Public question leaders about threats to affordable healthcare

Photo by Zeinab Najm Juvenile Diabetes Research Foundation of Southeast Michigan Advocacy Chairwoman Shari Navetta (left), Center for Healthcare Research and Transformation Executive Director Marianne Udow-Phillips, Beaumont Health System Senior Vice President of Government Relations Mary Zatina and U.S. Rep. Debbie Dingell (D-Dearborn) answer questions about current affordable healthcare issues during a public forum at Beaumont Commons July 2.

Photo by Zeinab Najm
Juvenile Diabetes Research Foundation of Southeast Michigan Advocacy Chairwoman Shari Navetta (left), Center for Healthcare Research and Transformation Executive Director Marianne Udow-Phillips, Beaumont Health System Senior Vice President of Government Relations Mary Zatina and U.S. Rep. Debbie Dingell (D-Dearborn) answer questions about current affordable healthcare issues during a public forum at Beaumont Commons July 2.

By ZEINAB NAJM
Times-Herald Newspapers

DEARBORN — The Rotunda Room inside Beaumont Commons, 16351 Routnda Drive, was filled with worried residents who spoke up and asked questions about threats to healthcare July 2.

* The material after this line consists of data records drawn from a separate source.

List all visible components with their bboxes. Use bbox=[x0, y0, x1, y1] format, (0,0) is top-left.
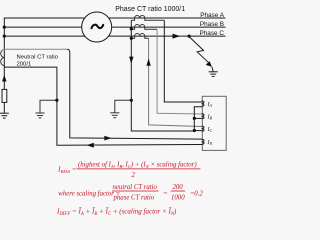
wire resistor to ground bbox=[3, 102, 5, 113]
relay winding IA bbox=[202, 101, 204, 106]
wire ground2 tap bbox=[40, 100, 57, 113]
svg-text:Phase CT ratio 1000/1: Phase CT ratio 1000/1 bbox=[115, 6, 185, 13]
node star junction phase B bbox=[3, 26, 6, 29]
svg-text:where scaling factor =: where scaling factor = bbox=[58, 191, 120, 198]
wire IN inner from box corner bbox=[67, 49, 202, 139]
wire phase C line bbox=[4, 35, 225, 37]
CT B left tail bbox=[131, 27, 134, 29]
svg-text:0.2: 0.2 bbox=[194, 191, 203, 198]
arrow phase C fault direction bbox=[173, 34, 181, 39]
CT C bumps bbox=[135, 34, 145, 37]
wire CT B secondary to relay bbox=[157, 29, 202, 114]
svg-text:IA: IA bbox=[207, 102, 213, 108]
svg-text:IDIFF = ĪA + ĪB + ĪC + (scalin: IDIFF = ĪA + ĪB + ĪC + (scaling factor ×… bbox=[56, 208, 177, 217]
CT A left tail bbox=[131, 18, 134, 20]
svg-text:IB: IB bbox=[207, 114, 213, 120]
fault bolt to earth bbox=[189, 37, 208, 63]
generator tilde bbox=[92, 25, 104, 28]
arrow IN in right bbox=[104, 136, 111, 141]
arrow common current down bbox=[129, 57, 133, 64]
svg-text:IN: IN bbox=[207, 140, 213, 146]
CT A right tail bbox=[145, 18, 165, 20]
svg-text:Phase B: Phase B bbox=[200, 21, 224, 28]
CT A bumps bbox=[135, 15, 145, 18]
svg-text:IC: IC bbox=[207, 127, 213, 133]
CT B bumps bbox=[135, 25, 145, 28]
svg-text:2: 2 bbox=[132, 172, 136, 179]
wire phase A line bbox=[4, 17, 225, 19]
svg-text:Neutral CT ratio: Neutral CT ratio bbox=[17, 55, 59, 61]
arrow CT C current up bbox=[146, 59, 150, 66]
ground G3 bbox=[110, 113, 119, 118]
node dot IN outer / ground tap bbox=[55, 99, 58, 102]
ground G1 bbox=[0, 113, 9, 118]
formula Ibias bbox=[57, 162, 200, 179]
relay winding IC bbox=[202, 126, 204, 131]
CT C left tail bbox=[131, 36, 134, 38]
wire CT A secondary to relay bbox=[164, 20, 202, 102]
svg-text:1000: 1000 bbox=[171, 194, 185, 201]
wire relay common vertical bbox=[194, 107, 202, 131]
arrow neutral current up bbox=[2, 75, 6, 82]
CT B right tail bbox=[145, 27, 157, 29]
label box Neutral CT ratio bbox=[2, 49, 67, 52]
arrow IN return left bbox=[87, 143, 94, 148]
svg-text:(highest of IA, IB, IC) + (IN: (highest of IA, IB, IC) + (IN × scaling … bbox=[78, 162, 197, 169]
wire IB bottom stub bbox=[194, 117, 202, 119]
resistor NER bbox=[2, 89, 7, 102]
node dot ground3 tap bbox=[130, 99, 133, 102]
formula scaling factor bbox=[58, 184, 203, 201]
svg-text:phase CT ratio: phase CT ratio bbox=[113, 194, 155, 201]
svg-text:Phase C: Phase C bbox=[199, 30, 224, 37]
node dot CT-C tail bbox=[130, 37, 133, 40]
node dot IC common bbox=[193, 129, 196, 132]
wire phase B line bbox=[4, 26, 225, 28]
node star junction phase C bbox=[3, 35, 6, 38]
svg-text:=: = bbox=[163, 191, 168, 198]
svg-text:200: 200 bbox=[173, 184, 184, 191]
svg-text:Phase A: Phase A bbox=[200, 12, 225, 19]
wire generator star-point vertical left bbox=[3, 18, 5, 50]
wire fault arrow to ground bbox=[212, 67, 213, 72]
formula Idiff bbox=[56, 208, 177, 217]
node dot fault point bbox=[188, 35, 191, 38]
ground G2 bbox=[35, 113, 44, 118]
wire CT common star vertical bbox=[131, 20, 194, 131]
generator G circle bbox=[82, 12, 112, 42]
relay winding IB bbox=[202, 114, 204, 119]
wire neutral conductor through CT bbox=[3, 49, 5, 89]
wire ground3 tap bbox=[115, 100, 132, 113]
node dot IB common bbox=[193, 117, 196, 120]
svg-text:neutral CT ratio: neutral CT ratio bbox=[113, 184, 158, 191]
wire label box bottom / IN outer bbox=[4, 67, 202, 145]
wire CT C secondary to relay bbox=[149, 38, 202, 126]
neutral CT N1 bumps bbox=[1, 49, 5, 65]
CT C right tail bbox=[145, 36, 149, 38]
node dot CT-B tail bbox=[130, 27, 133, 30]
relay winding IN bbox=[202, 139, 204, 144]
wire IC bottom stub bbox=[194, 130, 202, 132]
relay box bbox=[202, 96, 226, 150]
ground G4 fault bbox=[209, 72, 218, 77]
arrow fault to ground bbox=[206, 61, 212, 67]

A public forum was hosted by U.S. Rep. Debbie Dingell (D-Dearborn) along with Beaumont Health System Senior VP of Government Relations Mary Zatina, Center for Healthcare Research and Transformation Executive Director Marianne Udow-Phillips and Juvenile Diabetes Research Foundation of Southeast Michigan Advocacy Chairwoman Shari Navetta on the panel to address concerns.

Mayor John O’Reilly Jr. was also in attendance and said, “We have the right to be assured we will all have the healthcare we all need to continue living healthy lives.”
Healthcare issues discussed by the panel ranged from those that impact local residents to the issues that impact the country as a whole.

Some of the concerns were changes to the Healthy Michigan Plan in 2018 from 2013, Michigan’s Medicaid work requirements, pre-existing conditions, insurance premium rate increases, Medicare and helping the homeless with healthcare.

Public Act 208 will have work requirements for non-exempt enrollees and Healthy Michigan enrollees with income above 100 percent of federal poverty who have been on the program for 48 months or more will have their monthly premium contributions increase from 2 to 5 percent of their income.

Those same enrollees must engage in a healthy behavior to maintain Healthy Michigan coverage. There also will be no marketplace option and additional termination triggers.

Before answering any questions, Dingell said she has people approach her with their healthcare concerns when she attends doctor’s appointments with her husband former, U.S. Rep. John Dingell, at various hospitals in Michigan.

“No matter what hospital I am at with John, whether it’s Henry Ford, University of Michigan or Beaumont, Dearborn, I have scared people stopping to ask me what is going to happen with healthcare in our county,” she said.

According to a Dingell press release, “affordable healthcare in Michigan is under attack including the Justice Department no longer defending pre-existing condition protections in court, the Republican Tax Law’s repeal of the individual mandate, and Congress’ failure to pass marketplace stabilization legislation.”

Zatina said the Affordable Care Act isn’t perfect, but it does provide access to those people who did not have it prior to the act.

“At Beaumont, we believe that the most important aspect of delivering care is ensuring our patients have full and robust access to care and health insurance,” she said. “The ACA helps us help people. It’s the doorway to better care, better value and healthier lives and it offers protections for pre-existing conditions and protections for children.”

In 2018, the premiums in Michigan increased an average of 26.7 percent in large part because of federal regulatory changes and uncertainty about the future of the ACA as Udow-Phillips explained. The 2018 Michigan health insurance rate changes in the individual market were announced by the Michigan Department of Insurance and Financial Services in fall 2017.

“In particular, there were payments owed to health plans that the administration decided not to pay that significantly contributed to the large premium increases,” she said. “While, premium increases in 2019 look to be much lower, future increases are likely as a result of things like the repeal of the tax penalty for people who don’t have health insurance, which is a problem because it means that people have less incentive to buy health insurance and those insured are more likely to be sicker which makes costs go up actually for everyone.”

Navetta shared a personal story if how her son was diagnosed with Type 1 diabetes at 22 months old and the cost of insulin.

“It is imperative that people with Type 1 diabetes have access to affordable, quality and predictable healthcare coverage,” she said. “Keeping themselves healthy and in range every day is stressful enough without the added burden of wondering if they will be able to afford the supplies and insulin they need to live.”